1/13/15

Day 32 Friendship management

Friendship management

Human relation management is becoming a crucial issue in our life. The ability to make new friends and maintain a long-term friendship has been a challenge for many of us. Making a new friend not only keeps up in a good mood, but also reduce a potential rival in the world. People are concerning about they can not meet some ‘real’ friend in the modern society, since everyone seems to be a numerical representation on our Facebook. We seek a true friend who is able to share both their happiness and sorrow. Although this special friend may not necessarily share the same interest, he or she will be the first one to lend us a hand when we are in a pitfall. There are several techniques that can help us to obtain some high-quality friendship.

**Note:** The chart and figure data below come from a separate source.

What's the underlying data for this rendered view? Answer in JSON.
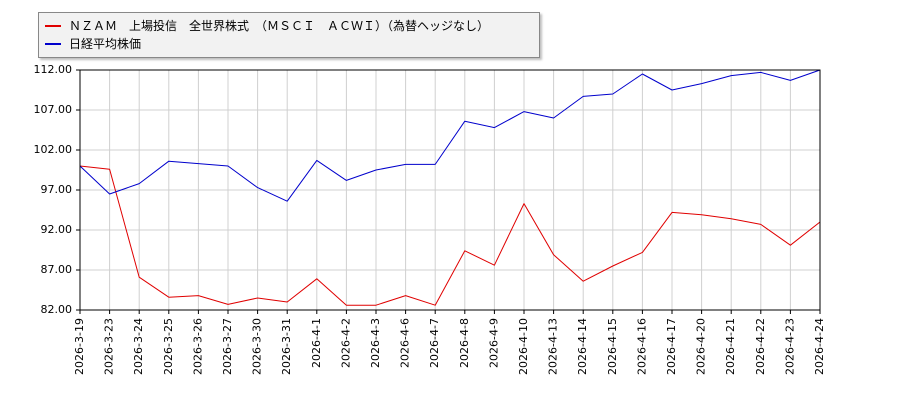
{
  "chart_data": {
    "type": "line",
    "x": [
      "2026-3-19",
      "2026-3-23",
      "2026-3-24",
      "2026-3-25",
      "2026-3-26",
      "2026-3-27",
      "2026-3-30",
      "2026-3-31",
      "2026-4-1",
      "2026-4-2",
      "2026-4-3",
      "2026-4-6",
      "2026-4-7",
      "2026-4-8",
      "2026-4-9",
      "2026-4-10",
      "2026-4-13",
      "2026-4-14",
      "2026-4-15",
      "2026-4-16",
      "2026-4-17",
      "2026-4-20",
      "2026-4-21",
      "2026-4-22",
      "2026-4-23",
      "2026-4-24"
    ],
    "series": [
      {
        "name": "ＮＺＡＭ　上場投信　全世界株式　（ＭＳＣＩ　ＡＣＷＩ）（為替ヘッジなし）",
        "color": "#e00000",
        "values": [
          100.0,
          99.6,
          86.1,
          83.6,
          83.8,
          82.7,
          83.5,
          83.0,
          85.9,
          82.6,
          82.6,
          83.8,
          82.6,
          89.4,
          87.6,
          95.3,
          88.9,
          85.6,
          87.5,
          89.2,
          94.2,
          93.9,
          93.4,
          92.7,
          90.1,
          93.0
        ]
      },
      {
        "name": "日経平均株価",
        "color": "#0000cc",
        "values": [
          100.0,
          96.5,
          97.8,
          100.6,
          100.3,
          100.0,
          97.3,
          95.6,
          100.7,
          98.2,
          99.5,
          100.2,
          100.2,
          105.6,
          104.8,
          106.8,
          106.0,
          108.7,
          109.0,
          111.5,
          109.5,
          110.3,
          111.3,
          111.7,
          110.7,
          112.0
        ]
      }
    ],
    "yticks": [
      "82.00",
      "87.00",
      "92.00",
      "97.00",
      "102.00",
      "107.00",
      "112.00"
    ],
    "ylim": [
      82,
      112
    ],
    "grid": true,
    "legend_position": "top-left"
  }
}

The verb ‘make’ defines the intrinsic concept of the friendship, in order to “make” friends, we need to provide value to them. Honestly, we cannot become friends with another person if we are not mutually benefited to each other. This value generated to our friends are various factors, for instance, we may share the same interest on a specific activity, we may be a good listener to share their stories, or there are some strengths in our knowledge/skill that they want to learn from us. No one will become companions with someone is considered ‘worthless’ to him/her, because the cost of time will be simply wasted due to there is no expected return. As a consequence, the more gain our friend can acquire from us, the more stable our friendships last. It sounds ruthless and realistic, so people will protest this theory. However, it is indeed, due to the emotional satisfactory for having a friend, is the benefit received as well.

Furthermore, the best way to retain a long-term friendship is to be genuine. In my opinion, the foundation of the friendship is the trust between friends. Which can be interpreted as: we have faith on each other, that both of us will act on behalf of our combined interest. In fact, if we do not treat our friends with sincerity, the return we received will be on the same degree. When our friends figure out our actions always have the initial intention to embrace their well-fare, definitely, they would love to become our best friend.

Nevertheless, being genuine to our friend does not mean we should censure their weakness. Obviously, we are more likely to lose that friend or even become enemies if we do so. What we should behave is to praise our friend instead of criticizing them. Even though sometimes we might share a different perspective, we must affirm our friends’ opinion before we propose diversities. Everybody prefers to be exalted rather than be scolded. A friend can give honest advice in a positive tongue is delightful.



Making a friend is not hard, but it is difficult to meet a helpful friend and maintain that relationship. If we present sufficient value, treating them with true heart, keep regular contact and not being a jerk, we will certainly receive that desired friendship in our life.